There is no dispute as to the facts, which were stipulated. The League is a non-profit, membership corporation organized under the laws of New York in 1942. In 1946 it had more than 10,000 members. Its purposes as stated in its certificate of incorporation may be summarized as follows: To build up a nationwide organization designed to bring about fair play for investors, life insurance policy-holders, savings depositors, home owners, small business men and other property owners; to advocate the preservation of the existing private enterprise system; to conduct economic studies and research and to publicize the results thereof; to express publicly the League's attitude toward existing or proposed legislation affecting the interests of its members as investors; to concern itself with matters of mismanagement, or inconsiderate treatment of investors, or labor relation, involving principles which affect the interests of members as investors; and to promote genuine industrial democracy as distinguished from merely theoretical democracy in industry. Its actual activities in 1946 conformed to the objectives stated in its charter. The Tax Court found that the payment in question 'did not have a proximate relation to the production or collection of taxable income of the petitioner or to the management, conservation, or maintenance of petitioner's property held for income,' and did not constitute 'an ordinary and necessary expense for the production or collection of income, or for the management conservation, or maintenance of property held for the production of income.'2
The Tax Court's findings are not to be disturbed on review unless clearly erroneous. We think the record supports them. Nor have we any doubt as to the validity of the Regulation which limits deductible expenses to such as are proximately connected with the production of income or the management of income producing property.3
The taxpayer relies on two groups of cases allowing deductions in situations which he regards as analogous to the case at bar. We do not think them analogous. One group typified by Williams, 3 T.C. 200,203, holds deductible fees paid for services of investment counsel not specifically related to any particular transaction, but to the taxpayer's investments in general throughout the taxable year. There the relation between the fee and the services was direct. Here, as the Tax Court says, there was no evidence of any understanding that the League would give a quid pro quo for the taxpayer's contribution. The other group of cases relied on involved contributions to chambers of commerce, trade associations, or similar organizations. These are held deductible under Sec. 23(a)(1) as business expenses, and the applicable Regulation permits deduction of 'expenditures directly connected with or pertaining to the taxpayer's trade or business.'4 Contributions to chambers of commerce or trade organizations may well be thought to be an 'ordinary and necessary' expense 'pertaining' to the contributor's trade or business. But we agree with the Tax Court that such decisions are not authority for allowing a deduction in the case at bar.5 The decision is affirmed.

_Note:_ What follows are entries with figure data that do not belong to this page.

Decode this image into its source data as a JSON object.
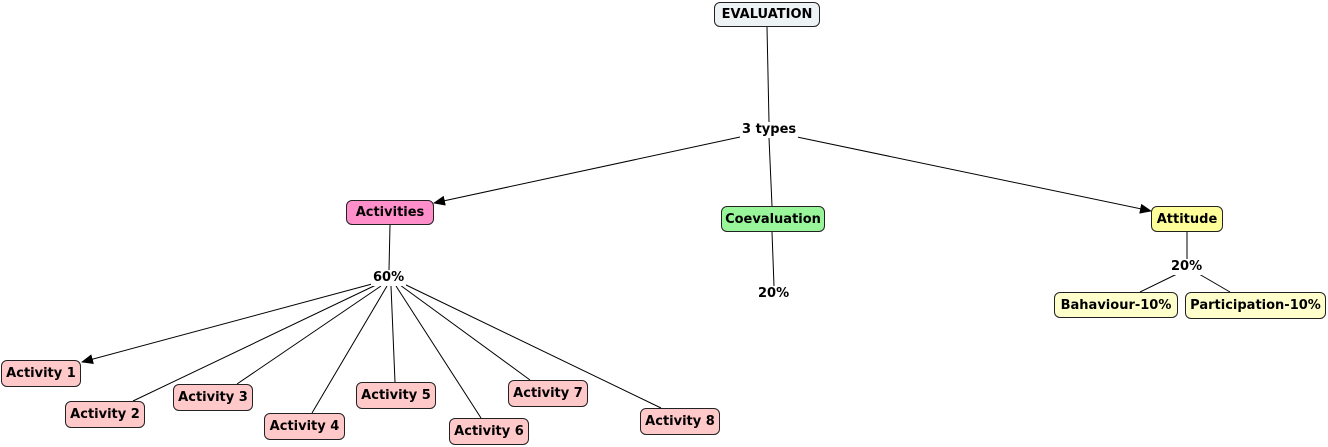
{
  "colors": {
    "evaluation": "#edf3f5",
    "activities": "#ff8fcb",
    "coevaluation": "#99f59a",
    "attitude": "#ffff99",
    "activity_item": "#ffc9c9",
    "attitude_item": "#ffffcc",
    "line": "#000000"
  },
  "nodes": {
    "evaluation": "EVALUATION",
    "activities": "Activities",
    "coevaluation": "Coevaluation",
    "attitude": "Attitude",
    "activity_items": [
      "Activity 1",
      "Activity 2",
      "Activity 3",
      "Activity 4",
      "Activity 5",
      "Activity 6",
      "Activity 7",
      "Activity 8"
    ],
    "behaviour": "Bahaviour-10%",
    "participation": "Participation-10%"
  },
  "link_labels": {
    "types": "3 types",
    "activities_weight": "60%",
    "coevaluation_weight": "20%",
    "attitude_weight": "20%"
  }
}
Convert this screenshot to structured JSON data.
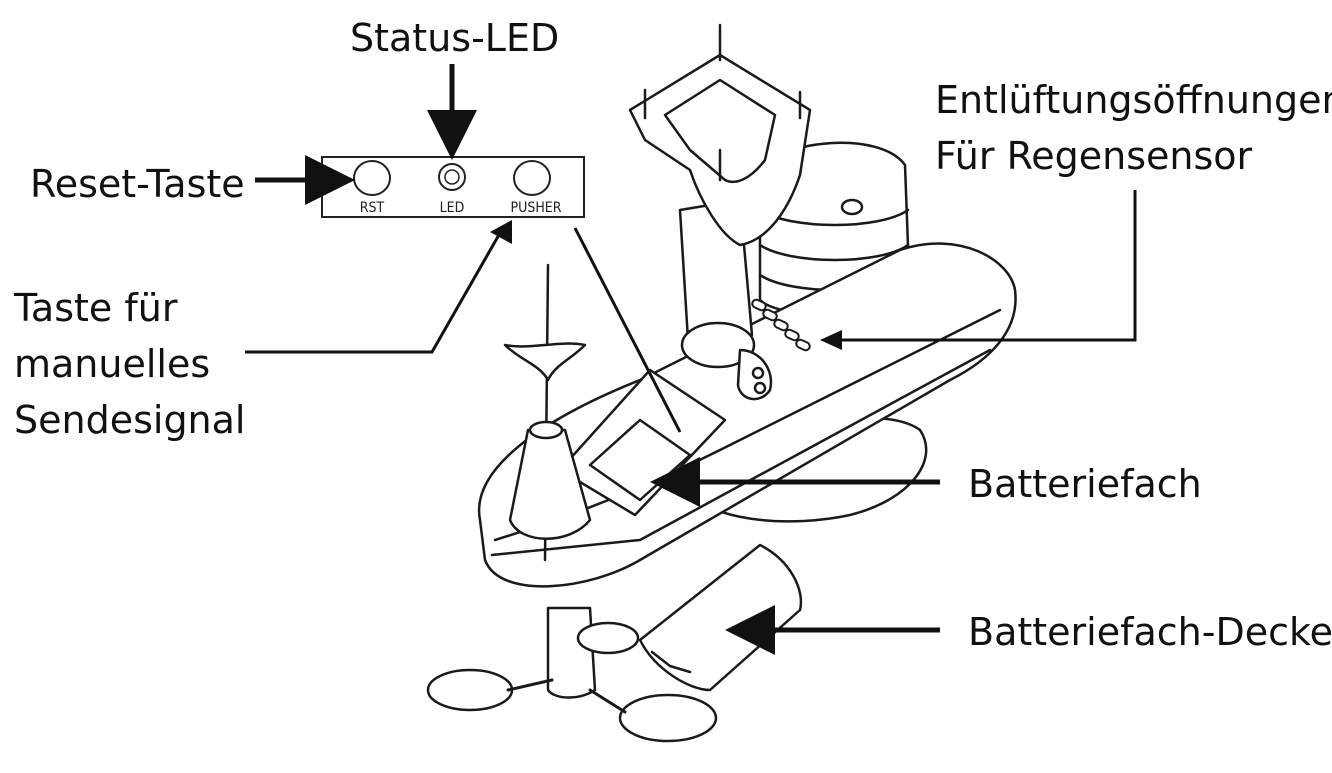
{
  "labels": {
    "status_led": "Status-LED",
    "reset_button": "Reset-Taste",
    "manual_send": [
      "Taste für",
      "manuelles",
      "Sendesignal"
    ],
    "vents": [
      "Entlüftungsöffnungen",
      "Für Regensensor"
    ],
    "battery_compartment": "Batteriefach",
    "battery_cover": "Batteriefach-Deckel"
  },
  "panel": {
    "rst": "RST",
    "led": "LED",
    "pusher": "PUSHER"
  }
}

1 'Sec. 23. Deductions from gross income.
' * * * (a) (2) Non-trade or non-business expenses. In the case of an individual, all the ordinary and necessary expenses paid or incurred during the taxable year for the production or collection of income, or for the management, conservation, or maintenance of property held for the production of income.'
2 Section 29.23(a)-15 of Treasury Regulations 111 provides, among other things, that 'Expenses, to be deductible under section 23(a)(2) must be 'ordinary and necessary', which presupposes that they must be reasonable in amount and must bear a reasonable and proximate relation to the production or collection of taxable income or to the management, conservation, or maintenance of property held for the production of income.'
3 The Regulation follows almost verbatim the language of H. Rep. 2333, 77th Cong.2d Sess. p. 75 (1942-2 Cum.Bull. 372), and S.Rep. 1631, 77th Cong. 2d Sess. p. 88 (1942-2 Cum.Bull. 504,571). See Trust of Bingham v. Commissioner, 325 U.S. 365, 370, 65 S.Ct. 1232, 89 L.Ed. 1670.
4 Reg. 111, sec. 19.23(a)-1.
5 It is unnecessary to consider the Commissioner's alternative contention that Treas. Reg. 111, Sec. 29.23(0)-1 bars the deduction because the League is a lobbying organization.